His father, Leslie, heads the creative writing department at Boston University. Epstein's sister, Anya, writes screenplays and TV scripts. His twin brother, Paul, coaches girls soccer at Brookline High and is a guidance counselor and social worker at the school.
His grandfather, Phillip, collaborated with twin brother Julius to write the screenplay for "Casablanca." Their Oscar is in the den of Epstein's parents' home.
"Nothing would ever trump that," Epstein says. "But I think we can make room for a World Series trophy."
Epstein, who was the sports editor of the Yale Daily News and manager of the school's hockey team, got his start in baseball as a summer intern in the PR department of the Baltimore Orioles in 1992. He impressed people there, and kept impressing them when he followed Lucchino to San Diego in 1995.
At Lucchino's urging, he went to the San Diego Law School while working for the Padres. He skipped a lot of classes but earned his degree and passed the bar exam on his first attempt.
Now, after 12 seasons learning the game from different vantage points -- he scouted 200 games a year and operated the radar gun to measure pitchers' velocity for three years -- Epstein is in the position that seems to have been part of his plan all along.

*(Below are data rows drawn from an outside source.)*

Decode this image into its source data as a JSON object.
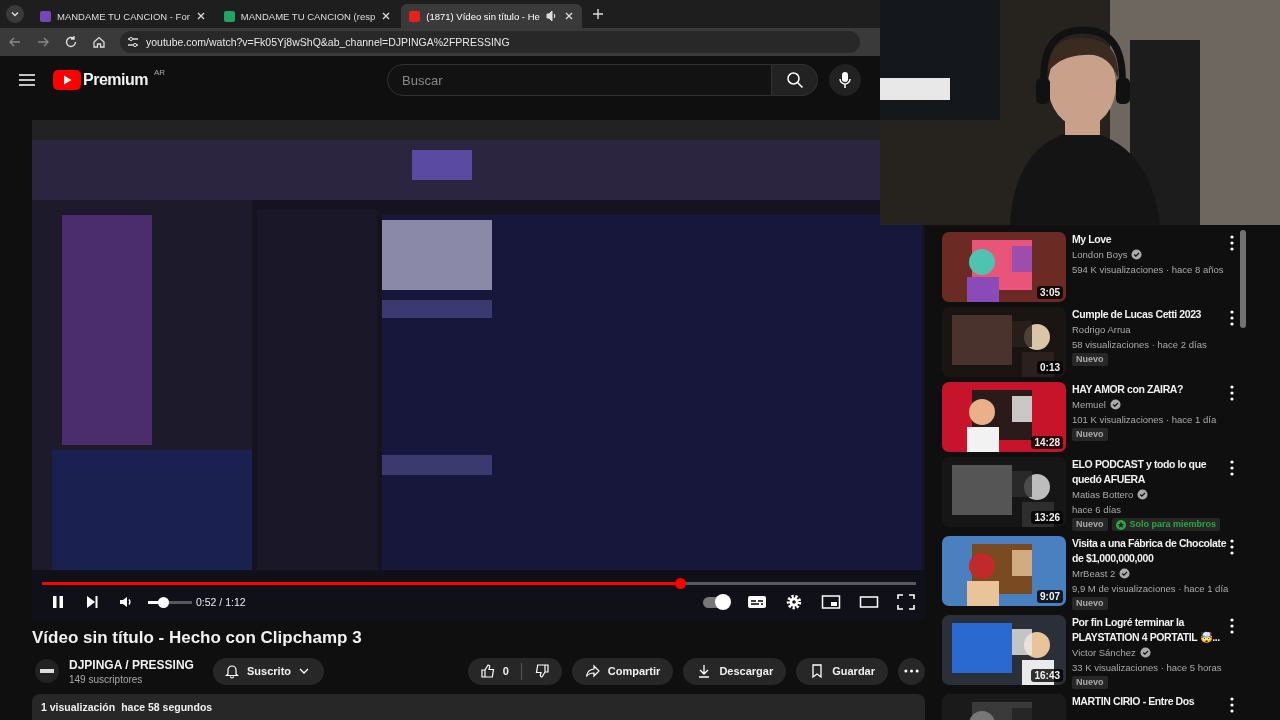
{
  "browser": {
    "tabs": [
      {
        "title": "MANDAME TU CANCION - For",
        "color": "#7248b9",
        "selected": false,
        "audio": false
      },
      {
        "title": "MANDAME TU CANCION (resp",
        "color": "#1fa463",
        "selected": false,
        "audio": false
      },
      {
        "title": "(1871) Vídeo sin título - He",
        "color": "#e62117",
        "selected": true,
        "audio": true
      }
    ],
    "address": "youtube.com/watch?v=Fk05Yj8wShQ&ab_channel=DJPINGA%2FPRESSING"
  },
  "header": {
    "logo": "Premium",
    "region": "AR",
    "search": {
      "placeholder": "Buscar"
    }
  },
  "player": {
    "progress": {
      "level": 0.73
    },
    "volume": {
      "level": 0.35
    },
    "time": "0:52 / 1:12",
    "playing": true,
    "autoplay": true
  },
  "video": {
    "title": "Vídeo sin título - Hecho con Clipchamp 3",
    "channel": {
      "name": "DJPINGA / PRESSING",
      "subscribers": "149 suscriptores"
    },
    "subscribe": {
      "label": "Suscrito",
      "subscribed": true
    },
    "likes": "0",
    "actions": [
      {
        "kind": "share",
        "label": "Compartir"
      },
      {
        "kind": "download",
        "label": "Descargar"
      },
      {
        "kind": "save",
        "label": "Guardar"
      }
    ],
    "views": "1 visualización",
    "date": "hace 58 segundos"
  },
  "recommendations": [
    {
      "title": "My Love",
      "channel": "London Boys",
      "verified": true,
      "meta": "594 K visualizaciones · hace 8 años",
      "duration": "3:05"
    },
    {
      "title": "Cumple de Lucas Cetti 2023",
      "channel": "Rodrigo Arrua",
      "verified": false,
      "meta": "58 visualizaciones · hace 2 días",
      "duration": "0:13",
      "badges": [
        {
          "kind": "new",
          "label": "Nuevo"
        }
      ]
    },
    {
      "title": "HAY AMOR con ZAIRA?",
      "channel": "Memuel",
      "verified": true,
      "meta": "101 K visualizaciones · hace 1 día",
      "duration": "14:28",
      "badges": [
        {
          "kind": "new",
          "label": "Nuevo"
        }
      ]
    },
    {
      "title": "ELO PODCAST y todo lo que quedó AFUERA",
      "channel": "Matias Bottero",
      "verified": true,
      "meta": "hace 6 días",
      "duration": "13:26",
      "badges": [
        {
          "kind": "new",
          "label": "Nuevo"
        },
        {
          "kind": "members",
          "label": "Solo para miembros"
        }
      ]
    },
    {
      "title": "Visita a una Fábrica de Chocolate de $1,000,000,000",
      "channel": "MrBeast 2",
      "verified": true,
      "meta": "9,9 M de visualizaciones · hace 1 día",
      "duration": "9:07",
      "badges": [
        {
          "kind": "new",
          "label": "Nuevo"
        }
      ]
    },
    {
      "title": "Por fin Logré terminar la PLAYSTATION 4 PORTATIL 🤯...",
      "channel": "Victor Sánchez",
      "verified": true,
      "meta": "33 K visualizaciones · hace 5 horas",
      "duration": "16:43",
      "badges": [
        {
          "kind": "new",
          "label": "Nuevo"
        }
      ]
    },
    {
      "title": "MARTIN CIRIO - Entre Dos"
    }
  ]
}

Brains and talent aside, though, Epstein is still at the mercy of the Red Sox's record.
"All the brains in the world do not mean a thing in baseball if you don't win," Gwynn says. "He will ultimately be judged by W's and L's, just like everyone else. If they get to the World Series, he'll look good. If they don't, well, a 28-year-old general manager, what did you expect?"
Steve Wilstein is a sports columnist for The Associated Press.